Merrily August 17, 2012 at 04:33 AM
"Someone needs to check the duty roster handed out in the first meeting binders." Is this what you do at our school? Never the less, I wasn't EXACTLY meaning to "silence" you or others, just asking that you not exaggerate 'your truths'! Thank you, Merrily
Linda September 19, 2012 at 07:29 AM
If you don't like the Northstar concept, how would you propose to adequately teach academically advanced kids?
Mary McLinden September 19, 2012 at 08:24 AM
In much the same way as there are resource programs for other children who learn differently, couldn't there also be "resource" programs for children who move faster academically within the regular system?
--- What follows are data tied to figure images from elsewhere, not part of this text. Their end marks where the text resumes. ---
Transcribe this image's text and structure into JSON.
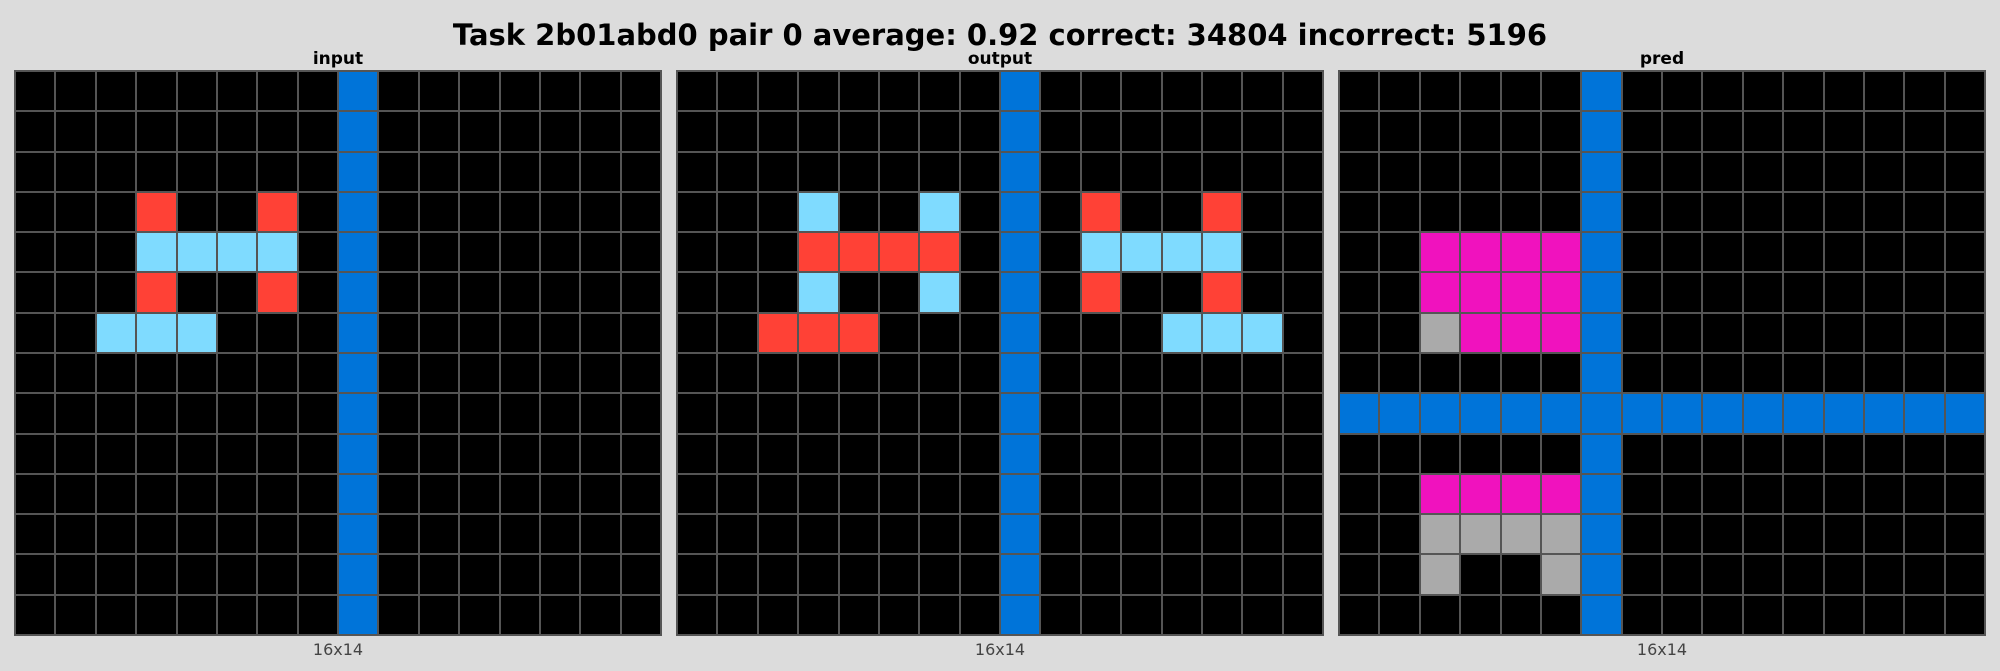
{
  "title": "Task 2b01abd0 pair 0 average: 0.92 correct: 34804 incorrect: 5196",
  "palette": {
    "0": "#000000",
    "1": "#0074d9",
    "2": "#ff4136",
    "5": "#aaaaaa",
    "6": "#f012be",
    "8": "#7fdbff"
  },
  "panels": [
    {
      "id": "input",
      "label": "input",
      "dims": "16x14",
      "rows": [
        [
          0,
          0,
          0,
          0,
          0,
          0,
          0,
          0,
          1,
          0,
          0,
          0,
          0,
          0,
          0,
          0
        ],
        [
          0,
          0,
          0,
          0,
          0,
          0,
          0,
          0,
          1,
          0,
          0,
          0,
          0,
          0,
          0,
          0
        ],
        [
          0,
          0,
          0,
          0,
          0,
          0,
          0,
          0,
          1,
          0,
          0,
          0,
          0,
          0,
          0,
          0
        ],
        [
          0,
          0,
          0,
          2,
          0,
          0,
          2,
          0,
          1,
          0,
          0,
          0,
          0,
          0,
          0,
          0
        ],
        [
          0,
          0,
          0,
          8,
          8,
          8,
          8,
          0,
          1,
          0,
          0,
          0,
          0,
          0,
          0,
          0
        ],
        [
          0,
          0,
          0,
          2,
          0,
          0,
          2,
          0,
          1,
          0,
          0,
          0,
          0,
          0,
          0,
          0
        ],
        [
          0,
          0,
          8,
          8,
          8,
          0,
          0,
          0,
          1,
          0,
          0,
          0,
          0,
          0,
          0,
          0
        ],
        [
          0,
          0,
          0,
          0,
          0,
          0,
          0,
          0,
          1,
          0,
          0,
          0,
          0,
          0,
          0,
          0
        ],
        [
          0,
          0,
          0,
          0,
          0,
          0,
          0,
          0,
          1,
          0,
          0,
          0,
          0,
          0,
          0,
          0
        ],
        [
          0,
          0,
          0,
          0,
          0,
          0,
          0,
          0,
          1,
          0,
          0,
          0,
          0,
          0,
          0,
          0
        ],
        [
          0,
          0,
          0,
          0,
          0,
          0,
          0,
          0,
          1,
          0,
          0,
          0,
          0,
          0,
          0,
          0
        ],
        [
          0,
          0,
          0,
          0,
          0,
          0,
          0,
          0,
          1,
          0,
          0,
          0,
          0,
          0,
          0,
          0
        ],
        [
          0,
          0,
          0,
          0,
          0,
          0,
          0,
          0,
          1,
          0,
          0,
          0,
          0,
          0,
          0,
          0
        ],
        [
          0,
          0,
          0,
          0,
          0,
          0,
          0,
          0,
          1,
          0,
          0,
          0,
          0,
          0,
          0,
          0
        ]
      ]
    },
    {
      "id": "output",
      "label": "output",
      "dims": "16x14",
      "rows": [
        [
          0,
          0,
          0,
          0,
          0,
          0,
          0,
          0,
          1,
          0,
          0,
          0,
          0,
          0,
          0,
          0
        ],
        [
          0,
          0,
          0,
          0,
          0,
          0,
          0,
          0,
          1,
          0,
          0,
          0,
          0,
          0,
          0,
          0
        ],
        [
          0,
          0,
          0,
          0,
          0,
          0,
          0,
          0,
          1,
          0,
          0,
          0,
          0,
          0,
          0,
          0
        ],
        [
          0,
          0,
          0,
          8,
          0,
          0,
          8,
          0,
          1,
          0,
          2,
          0,
          0,
          2,
          0,
          0
        ],
        [
          0,
          0,
          0,
          2,
          2,
          2,
          2,
          0,
          1,
          0,
          8,
          8,
          8,
          8,
          0,
          0
        ],
        [
          0,
          0,
          0,
          8,
          0,
          0,
          8,
          0,
          1,
          0,
          2,
          0,
          0,
          2,
          0,
          0
        ],
        [
          0,
          0,
          2,
          2,
          2,
          0,
          0,
          0,
          1,
          0,
          0,
          0,
          8,
          8,
          8,
          0
        ],
        [
          0,
          0,
          0,
          0,
          0,
          0,
          0,
          0,
          1,
          0,
          0,
          0,
          0,
          0,
          0,
          0
        ],
        [
          0,
          0,
          0,
          0,
          0,
          0,
          0,
          0,
          1,
          0,
          0,
          0,
          0,
          0,
          0,
          0
        ],
        [
          0,
          0,
          0,
          0,
          0,
          0,
          0,
          0,
          1,
          0,
          0,
          0,
          0,
          0,
          0,
          0
        ],
        [
          0,
          0,
          0,
          0,
          0,
          0,
          0,
          0,
          1,
          0,
          0,
          0,
          0,
          0,
          0,
          0
        ],
        [
          0,
          0,
          0,
          0,
          0,
          0,
          0,
          0,
          1,
          0,
          0,
          0,
          0,
          0,
          0,
          0
        ],
        [
          0,
          0,
          0,
          0,
          0,
          0,
          0,
          0,
          1,
          0,
          0,
          0,
          0,
          0,
          0,
          0
        ],
        [
          0,
          0,
          0,
          0,
          0,
          0,
          0,
          0,
          1,
          0,
          0,
          0,
          0,
          0,
          0,
          0
        ]
      ]
    },
    {
      "id": "pred",
      "label": "pred",
      "dims": "16x14",
      "rows": [
        [
          0,
          0,
          0,
          0,
          0,
          0,
          1,
          0,
          0,
          0,
          0,
          0,
          0,
          0,
          0,
          0
        ],
        [
          0,
          0,
          0,
          0,
          0,
          0,
          1,
          0,
          0,
          0,
          0,
          0,
          0,
          0,
          0,
          0
        ],
        [
          0,
          0,
          0,
          0,
          0,
          0,
          1,
          0,
          0,
          0,
          0,
          0,
          0,
          0,
          0,
          0
        ],
        [
          0,
          0,
          0,
          0,
          0,
          0,
          1,
          0,
          0,
          0,
          0,
          0,
          0,
          0,
          0,
          0
        ],
        [
          0,
          0,
          6,
          6,
          6,
          6,
          1,
          0,
          0,
          0,
          0,
          0,
          0,
          0,
          0,
          0
        ],
        [
          0,
          0,
          6,
          6,
          6,
          6,
          1,
          0,
          0,
          0,
          0,
          0,
          0,
          0,
          0,
          0
        ],
        [
          0,
          0,
          5,
          6,
          6,
          6,
          1,
          0,
          0,
          0,
          0,
          0,
          0,
          0,
          0,
          0
        ],
        [
          0,
          0,
          0,
          0,
          0,
          0,
          1,
          0,
          0,
          0,
          0,
          0,
          0,
          0,
          0,
          0
        ],
        [
          1,
          1,
          1,
          1,
          1,
          1,
          1,
          1,
          1,
          1,
          1,
          1,
          1,
          1,
          1,
          1
        ],
        [
          0,
          0,
          0,
          0,
          0,
          0,
          1,
          0,
          0,
          0,
          0,
          0,
          0,
          0,
          0,
          0
        ],
        [
          0,
          0,
          6,
          6,
          6,
          6,
          1,
          0,
          0,
          0,
          0,
          0,
          0,
          0,
          0,
          0
        ],
        [
          0,
          0,
          5,
          5,
          5,
          5,
          1,
          0,
          0,
          0,
          0,
          0,
          0,
          0,
          0,
          0
        ],
        [
          0,
          0,
          5,
          0,
          0,
          5,
          1,
          0,
          0,
          0,
          0,
          0,
          0,
          0,
          0,
          0
        ],
        [
          0,
          0,
          0,
          0,
          0,
          0,
          1,
          0,
          0,
          0,
          0,
          0,
          0,
          0,
          0,
          0
        ]
      ]
    }
  ]
}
I remember when I was a kid, we had something like that... what ever happened to GATE?
Tia Creighton Knuedler September 21, 2012 at 04:17 AM
Um...put them in school with all the other kids in the world.
Mona March 01, 2013 at 02:43 AM
I have found the most anti-NSA parents are those whose kids don't get in the school. While I don't believe in segregation, I do believe that having a child sit in a classroom for 7 hours per day with kids who can't read and add single digits is a complete waste of time. TIG is not enough to satisfy the needs of academic-hungry kids. Maybe NSA is not the ideal solution but lumping vastly different learnings together nd teaching to the lowest common denominator isn't either.
Tia Creighton Knuedler March 02, 2013 at 06:19 PM
Well, Mona, you've just found yourself a parent who is anti-North Star whose child was invited to test and who chose *not* to test. There are such parents out there, but since you clearly live in a bubble, you wouldn't know that. We wiped our you-know-whats with that invitation and threw it in the garbage pail. Of course you believe in segregation. North Star is a school that is 64% white in a district that is 72% Hispanic. That is segregation.